Family PIESMATIDAE Amyot & Serville, 1843
E. Heiss & J. Péricart
The family includes 6 genera and about 40 species, more than half of them belonging to the Holarctic genera Piesma and Parapiesma. The four extralimital genera show a restricted distribution: Afropiesma Péricart, 1974 (Africa); Mcateella Drake, 1924 (Australia); Miespa Drake, 1948 (Chile) and Thaicoris Kormilev, 1969 (Thailand). All species are small, ranging from 1.25-4 mm and have the same general appearance as the lacebug family Tingidae, where they have been placed systematically until Reuter (1910a). They are distinguished, however, by the scutellum not covered by the pronotum and the presence of ocelli and a stridulatory apparatus. Nymphs are similar to adults and have normally five instars. All representatives are strictly phytophagous, feeding preferably on Chenopodiaceae and Caryophyllaceae (Piesma, Parapiesma) and most possibly on Leguminosae as Acacia (Afropiesma, Mcateella).

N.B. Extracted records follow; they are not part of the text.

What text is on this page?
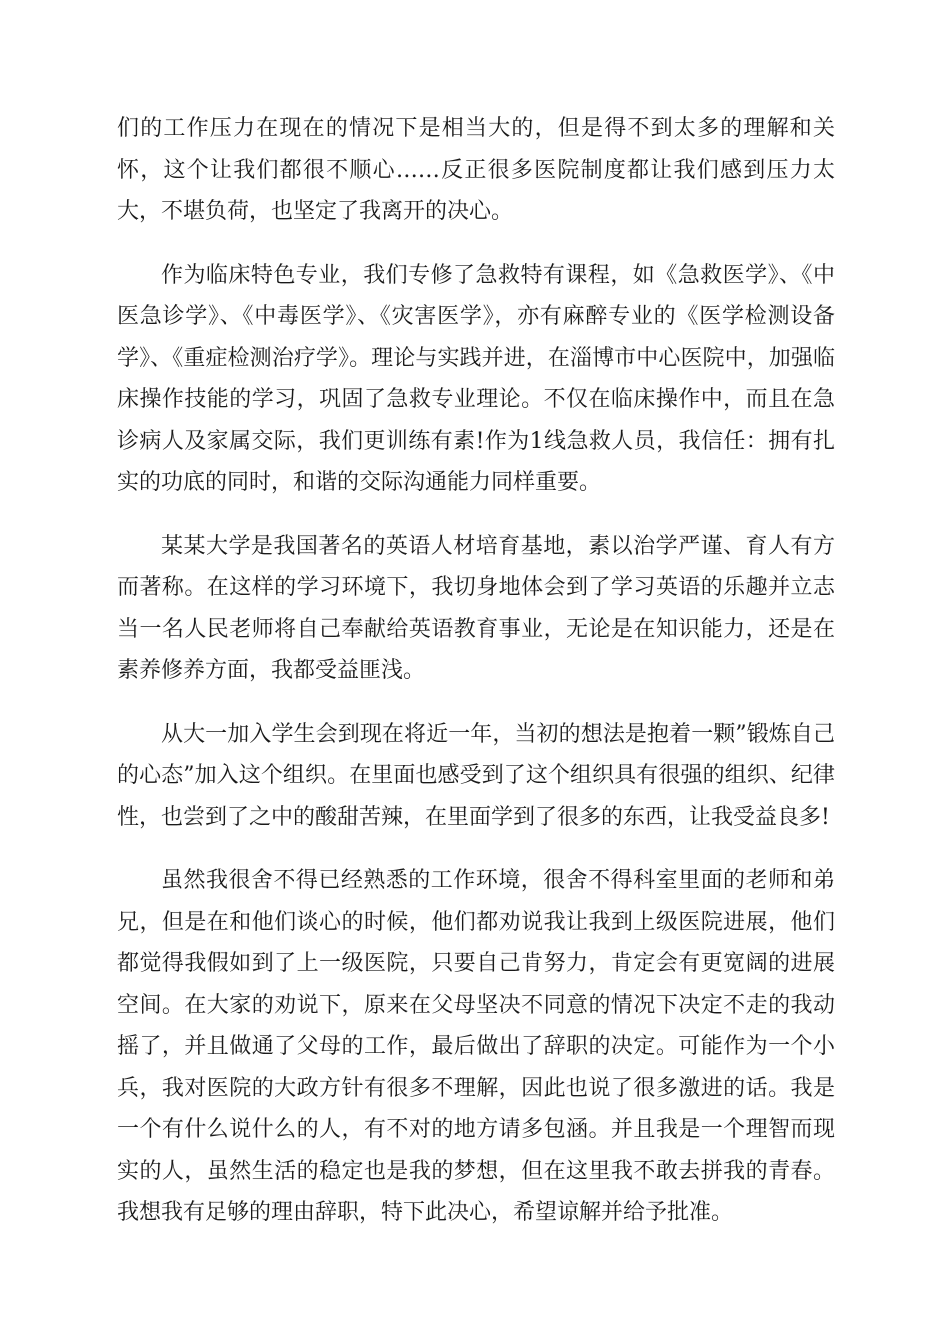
们的工作压力在现在的情况下是相当大的，但是得不到太多的理解和关怀，这个让我们都很不顺心……反正很多医院制度都让我们感到压力太大，不堪负荷，也坚定了我离开的决心。

作为临床特色专业，我们专修了急救特有课程，如《急救医学》、《中医急诊学》、《中毒医学》、《灾害医学》，亦有麻醉专业的《医学检测设备学》、《重症检测治疗学》。理论与实践并进，在淄博市中心医院中，加强临床操作技能的学习，巩固了急救专业理论。不仅在临床操作中，而且在急诊病人及家属交际，我们更训练有素!作为1线急救人员，我信任：拥有扎实的功底的同时，和谐的交际沟通能力同样重要。

某某大学是我国著名的英语人材培育基地，素以治学严谨、育人有方而著称。在这样的学习环境下，我切身地体会到了学习英语的乐趣并立志当一名人民老师将自己奉献给英语教育事业，无论是在知识能力，还是在素养修养方面，我都受益匪浅。

从大一加入学生会到现在将近一年，当初的想法是抱着一颗”锻炼自己的心态”加入这个组织。在里面也感受到了这个组织具有很强的组织、纪律性，也尝到了之中的酸甜苦辣，在里面学到了很多的东西，让我受益良多!

虽然我很舍不得已经熟悉的工作环境，很舍不得科室里面的老师和弟兄，但是在和他们谈心的时候，他们都劝说我让我到上级医院进展，他们都觉得我假如到了上一级医院，只要自己肯努力，肯定会有更宽阔的进展空间。在大家的劝说下，原来在父母坚决不同意的情况下决定不走的我动摇了，并且做通了父母的工作，最后做出了辞职的决定。可能作为一个小兵，我对医院的大政方针有很多不理解，因此也说了很多激进的话。我是一个有什么说什么的人，有不对的地方请多包涵。并且我是一个理智而现实的人，虽然生活的稳定也是我的梦想，但在这里我不敢去拼我的青春。我想我有足够的理由辞职，特下此决心，希望谅解并给予批准。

Only two species, Parapiesma quadratum in Europe and Parapiesma cinereum in North America gained economical importance as severe agricultural pests, transmitting virus diseases affecting sugar and fodder beets. Smaller damages are reported from Piesma maculatum.
Most important publications: Horváth, 1906a (synopsis); Drake & Davis, 1958 (morphol., syst.); Lee & Park, 1971 (biol.); Schaefer, 1972, 1981a (phylog.); Péricart, 1974b (syst.); V.G. Putshkov, 1974a (biol., faun.); Heiss & Péricart, 1975 (syn.), 1983 (monogr.).
Note: Despite several recent studies on heteropteran phylogeny by different authors, the placement of the family Piesmatidae within the infraorder Pentatomomorpha is still inconsistent. Štys (1961b) put them in their own superfamily Piesmatoidea, a classification which was followed by Štys (1964, 1967), Štys & Kerzhner (1975), Schuh (1986), Henry & Froeschner (1988) but not adopted in the present catalogue. Schaefer (1993), Schuh & J.A. Slater (1995) however, placed them in the Lygaeoidea and Henry (1997b) corroborated this arrangement and recognized Piesmatidae including two subfamilies Piesmatinae and Psamminae within the superfamily Lygaeoidea. Future studies will show how far this proposed classification obtains general acceptance.